Southern California Edison negotiations will be going on for the next three months or so. During that time, the watchdog group San Clemente Green will be seeking advice from independent nuclear experts for alternative locations and holding more meetings to raise awareness and get public input.
As things stand now, deadly nuclear waste could be moved from cooling pools into dry casks buried in silos that are practically on the beach starting January 2018 and stay for 60 years! There are issues about moving nuclear waste to another “safe” location; the infrastructure and its costs, responsibility for these decisions, and the decision to store spent fuel rods in 5/8″ metal casks, far less than those that withstood Fukushima’s tsunami. Those were more than 12″ thick.

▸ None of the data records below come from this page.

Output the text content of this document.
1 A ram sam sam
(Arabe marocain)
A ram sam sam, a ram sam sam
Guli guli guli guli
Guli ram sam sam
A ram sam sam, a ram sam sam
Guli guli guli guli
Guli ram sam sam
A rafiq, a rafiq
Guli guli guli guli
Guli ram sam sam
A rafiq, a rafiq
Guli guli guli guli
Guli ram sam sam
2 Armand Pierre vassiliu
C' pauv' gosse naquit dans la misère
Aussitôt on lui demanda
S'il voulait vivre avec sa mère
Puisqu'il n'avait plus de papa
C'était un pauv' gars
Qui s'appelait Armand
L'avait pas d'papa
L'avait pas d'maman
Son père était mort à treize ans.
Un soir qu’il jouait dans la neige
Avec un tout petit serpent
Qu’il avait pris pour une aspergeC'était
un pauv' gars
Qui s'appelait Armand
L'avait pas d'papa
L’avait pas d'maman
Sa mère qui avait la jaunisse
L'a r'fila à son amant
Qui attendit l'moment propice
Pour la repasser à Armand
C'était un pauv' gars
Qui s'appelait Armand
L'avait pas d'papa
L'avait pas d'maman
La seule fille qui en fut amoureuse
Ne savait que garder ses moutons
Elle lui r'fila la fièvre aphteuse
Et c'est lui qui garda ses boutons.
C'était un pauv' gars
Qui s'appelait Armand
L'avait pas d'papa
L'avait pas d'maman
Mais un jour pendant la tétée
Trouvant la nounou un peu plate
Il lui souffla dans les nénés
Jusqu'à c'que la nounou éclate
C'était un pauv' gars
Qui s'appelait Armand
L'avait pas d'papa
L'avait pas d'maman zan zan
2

Our unpleasant but necessary job: speak up during City Council’s public comment period and ask Council for regular updates on their action and participation.
There is a very serious problem going on at “San Onofre Nuclear Waste Generating Station,” but all we hear from SCE and the Nuclear Regulatory Commission is the same old story. They always say “everything is safe, very little if any radioactivity was released.”
This is the most serious and threatening issue of our time. Most don’t even know about it or are think somehow it will go away. It won’t. One accident as a result of an attack, natural disaster or from leakage in below grade, unmonitored storage casks and the slow malevolent seepage into sand, air and sea can destroy all we know and the future heirs of this planet.
Right now we should imagine signs along San Onofre beaches such as Trestles warning surfers, families, swimmers to stay away. Then think of your life, property and “escape routes? Also ask about emergency management plans and how would we fare under such unforeseen events. Not likely we could find refuge more than those thyroid pills dispensed to San Clemente’s residents some years back.
Perhaps that will stick in minds who think this is just a simple fix. We are speaking of thousands of years and way beyond SCE’s five-mile radius affected by contamination. It’s more like hundreds of miles with wind drift and tides and millions of lives at risk.
We can do something: get educated, speak out, become active, write and join organizations and action groups and work for your protection.